Klötze l „2018 war das beste Jahr unserer Firmengeschichte“, freute sich Jörg Ullmann, Geschäftsführer des Algenherstellers in Klötze im Gespräch mit der Volksstimme. „Das wird sich auch 2019 fortsetzen.“

Äußeres Anzeichen für den Erfolgskurs des Unternehmens, das Klötze in Fachkreisen bereits den Beinamen Algenstadt eingebracht hat, sind auch die immer zahlreicher werdenden Auszeichnungen. Die jüngste Ehrung in der Sammlung gab es kurz vor dem Jahreswechsel. „Wir gehören zu den 150 innovativsten Unternehmen der Ernährungs- und Agrarwirtschaft in Ostdeutschland und dürfen uns Leuchtturm 2019 nennen“, berichtete Jörg Ullmann. Die entsprechende Urkunde ist inzwischen bei den Algenzüchtern in Klötze eingetroffen. Initiiert hat den Wettbewerb das Unternehmer-Magazin „Wirtschaft + Markt“.

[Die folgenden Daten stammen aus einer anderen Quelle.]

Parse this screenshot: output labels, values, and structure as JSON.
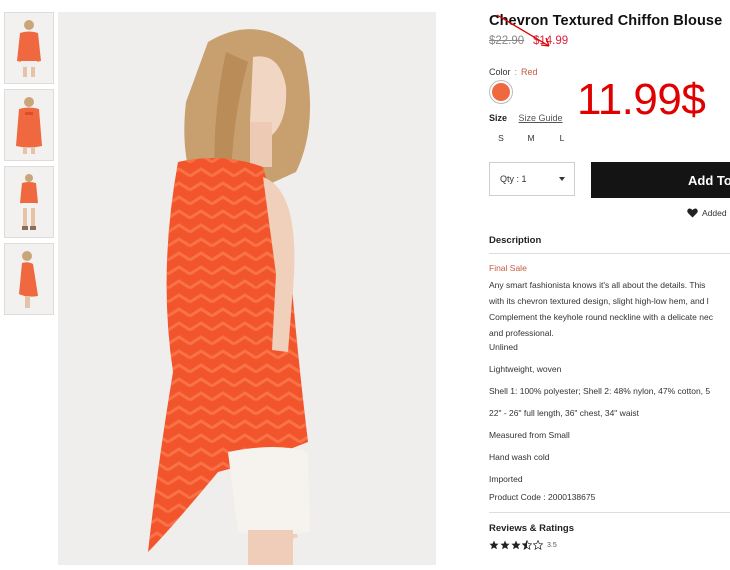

Auch wenn 2018 das beste Jahr der Firmengeschichte war, musste der Wegfall des Iran-Geschäfts kompensiert werden. Grund dafür sind die vom US-amerikanischen Präsidenten Donald Trump erlassenen Wirtschaftssanktionen, die sich sogar bis nach Klötze auswirken.

Entwickelt hat sich auch ein Projekt in Kolumbien, bei dem Jörg Ullmann seit 2016 dabei ist. Dort wird die Alge Spirulina gezüchtet, um damit als Nahrungsergänzung Folgen der Mangelernährung bei den Menschen zu bekämpfen.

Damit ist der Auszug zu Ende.